First Author  Dworatzek E Year  2014
Journal  Cardiovasc Res Volume  102
Issue  3 Pages  418-28
PubMed ID  24654233 Mgi Jnum  J:229799
Mgi Id  MGI:5754473 Doi  10.1093/cvr/cvu065
Citation  Dworatzek E, et al. (2014) Sex differences in exercise-induced physiological myocardial hypertrophy are modulated by oestrogen receptor beta. Cardiovasc Res 102(3):418-28
abstractText  AIMS: Oestrogen receptor alpha (ERalpha) and beta (ERbeta) are involved in the regulation of pathological myocardial hypertrophy (MH). We hypothesize that both ER are also involved in physiological MH. Therefore, we investigated the role of ER in exercise-induced physiological MH in loss-of-function models and studied potential mechanisms of action.
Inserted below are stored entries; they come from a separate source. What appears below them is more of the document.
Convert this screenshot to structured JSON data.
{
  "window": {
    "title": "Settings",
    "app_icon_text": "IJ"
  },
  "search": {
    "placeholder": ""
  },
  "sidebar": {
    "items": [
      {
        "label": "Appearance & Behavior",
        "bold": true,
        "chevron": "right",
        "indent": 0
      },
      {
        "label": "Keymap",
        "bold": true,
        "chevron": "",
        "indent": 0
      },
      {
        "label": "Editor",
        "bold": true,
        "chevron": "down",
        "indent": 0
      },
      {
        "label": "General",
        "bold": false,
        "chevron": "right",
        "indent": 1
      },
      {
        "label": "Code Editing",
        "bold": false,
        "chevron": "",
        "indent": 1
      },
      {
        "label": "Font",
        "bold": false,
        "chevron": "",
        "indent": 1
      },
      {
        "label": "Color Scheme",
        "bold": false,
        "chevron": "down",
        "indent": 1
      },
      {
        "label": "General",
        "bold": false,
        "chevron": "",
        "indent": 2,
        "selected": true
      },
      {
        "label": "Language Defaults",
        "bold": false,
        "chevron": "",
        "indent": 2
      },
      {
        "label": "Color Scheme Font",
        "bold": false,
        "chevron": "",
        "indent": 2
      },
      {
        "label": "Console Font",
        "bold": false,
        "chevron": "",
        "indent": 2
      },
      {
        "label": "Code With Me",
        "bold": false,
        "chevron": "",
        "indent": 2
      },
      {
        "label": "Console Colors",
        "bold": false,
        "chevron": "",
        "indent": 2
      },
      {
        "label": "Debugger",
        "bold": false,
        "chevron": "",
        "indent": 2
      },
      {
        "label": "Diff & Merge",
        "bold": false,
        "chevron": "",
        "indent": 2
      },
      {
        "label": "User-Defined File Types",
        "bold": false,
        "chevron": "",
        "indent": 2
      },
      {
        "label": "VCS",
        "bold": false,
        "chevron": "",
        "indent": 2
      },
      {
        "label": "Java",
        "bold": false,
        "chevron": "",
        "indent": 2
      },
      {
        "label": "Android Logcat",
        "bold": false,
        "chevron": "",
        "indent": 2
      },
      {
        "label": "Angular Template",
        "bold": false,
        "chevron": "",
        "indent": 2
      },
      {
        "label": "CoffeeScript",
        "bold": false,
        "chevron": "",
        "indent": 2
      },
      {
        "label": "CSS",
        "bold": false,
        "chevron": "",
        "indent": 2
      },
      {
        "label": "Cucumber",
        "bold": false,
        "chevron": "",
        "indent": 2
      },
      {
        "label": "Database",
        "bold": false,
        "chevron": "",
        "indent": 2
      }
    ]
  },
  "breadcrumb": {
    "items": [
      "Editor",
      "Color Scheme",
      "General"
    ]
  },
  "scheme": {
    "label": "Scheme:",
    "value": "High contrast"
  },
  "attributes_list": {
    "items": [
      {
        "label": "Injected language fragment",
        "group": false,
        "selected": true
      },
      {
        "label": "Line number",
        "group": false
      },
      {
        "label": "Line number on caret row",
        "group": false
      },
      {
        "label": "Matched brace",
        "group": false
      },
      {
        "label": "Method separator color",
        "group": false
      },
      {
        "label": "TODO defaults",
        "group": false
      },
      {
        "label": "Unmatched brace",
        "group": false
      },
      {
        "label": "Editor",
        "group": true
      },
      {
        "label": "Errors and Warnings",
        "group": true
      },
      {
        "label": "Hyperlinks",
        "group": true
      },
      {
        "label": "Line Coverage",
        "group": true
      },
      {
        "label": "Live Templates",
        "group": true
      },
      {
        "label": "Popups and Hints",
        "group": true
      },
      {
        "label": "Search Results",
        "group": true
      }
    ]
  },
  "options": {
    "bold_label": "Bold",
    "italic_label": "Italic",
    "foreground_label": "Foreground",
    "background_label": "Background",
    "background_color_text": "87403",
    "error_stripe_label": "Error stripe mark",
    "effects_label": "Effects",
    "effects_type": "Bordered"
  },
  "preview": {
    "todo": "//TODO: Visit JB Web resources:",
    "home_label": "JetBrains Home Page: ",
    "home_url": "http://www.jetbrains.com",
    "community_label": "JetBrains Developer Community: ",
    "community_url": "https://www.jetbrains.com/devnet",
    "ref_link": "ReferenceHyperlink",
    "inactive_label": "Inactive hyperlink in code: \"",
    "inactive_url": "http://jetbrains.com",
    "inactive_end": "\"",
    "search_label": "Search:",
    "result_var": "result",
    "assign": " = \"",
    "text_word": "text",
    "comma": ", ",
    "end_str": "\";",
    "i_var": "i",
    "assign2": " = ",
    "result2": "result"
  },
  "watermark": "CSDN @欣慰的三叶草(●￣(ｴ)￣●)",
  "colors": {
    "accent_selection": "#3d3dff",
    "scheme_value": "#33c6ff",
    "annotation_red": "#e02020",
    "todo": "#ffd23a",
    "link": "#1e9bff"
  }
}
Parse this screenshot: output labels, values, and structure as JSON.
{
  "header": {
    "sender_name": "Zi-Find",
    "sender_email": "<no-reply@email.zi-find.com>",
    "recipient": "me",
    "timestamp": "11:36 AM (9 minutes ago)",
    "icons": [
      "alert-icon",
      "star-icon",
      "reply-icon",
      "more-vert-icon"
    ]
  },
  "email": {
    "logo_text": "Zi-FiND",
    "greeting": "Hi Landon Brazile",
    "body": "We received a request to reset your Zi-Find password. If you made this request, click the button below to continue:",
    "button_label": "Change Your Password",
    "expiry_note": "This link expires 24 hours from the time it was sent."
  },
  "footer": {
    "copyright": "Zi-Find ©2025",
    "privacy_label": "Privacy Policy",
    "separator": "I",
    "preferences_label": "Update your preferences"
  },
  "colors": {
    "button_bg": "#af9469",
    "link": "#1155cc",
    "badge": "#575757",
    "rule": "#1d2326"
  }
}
METHODS AND RESULTS: We performed 1 and 8 weeks of voluntary cage wheel running (VCR) with male and female C57BL/6J wild-type (WT), ERalpha- and ERbeta-deleted mice. In line with other studies, female WT mice ran more than males (P </= 0.001). After 8 weeks of VCR, both sexes showed an increase in left ventricular mass (females: P </= 0.01 and males: P </= 0.05) with more pronounced MH in females (P < 0.05). As previously shown, female ERalpha-deleted mice run less than female WT mice (P </= 0.001). ERbeta-deleted mice showed similar running performance as WT mice (females vs. male: P </= 0.001), but did not develop MH. Only female WT mice showed an increase in phosphorylation of serine/threonine kinase (AKT), ERK1/2, p38-mitogen-activated protein kinase (MAPK), and ribosomal protein s6, as well as an increase in the expression of key regulators of mitochondrial function and mitochondrial respiratory chain proteins (complexes I, III, and V) after VCR. However, ERbeta deletion abolished all observed sex differences. Mitochondrial remodelling occurred in female WT-VCR mice, but not in female ERbeta-deleted mice. CONCLUSION: The sex-specific response of the heart to exercise is modulated by ERbeta. The greater increase in physiological MH in females is mediated by induction of AKT signalling, MAPK pathways, protein synthesis, and mitochondrial adaptation via ERbeta.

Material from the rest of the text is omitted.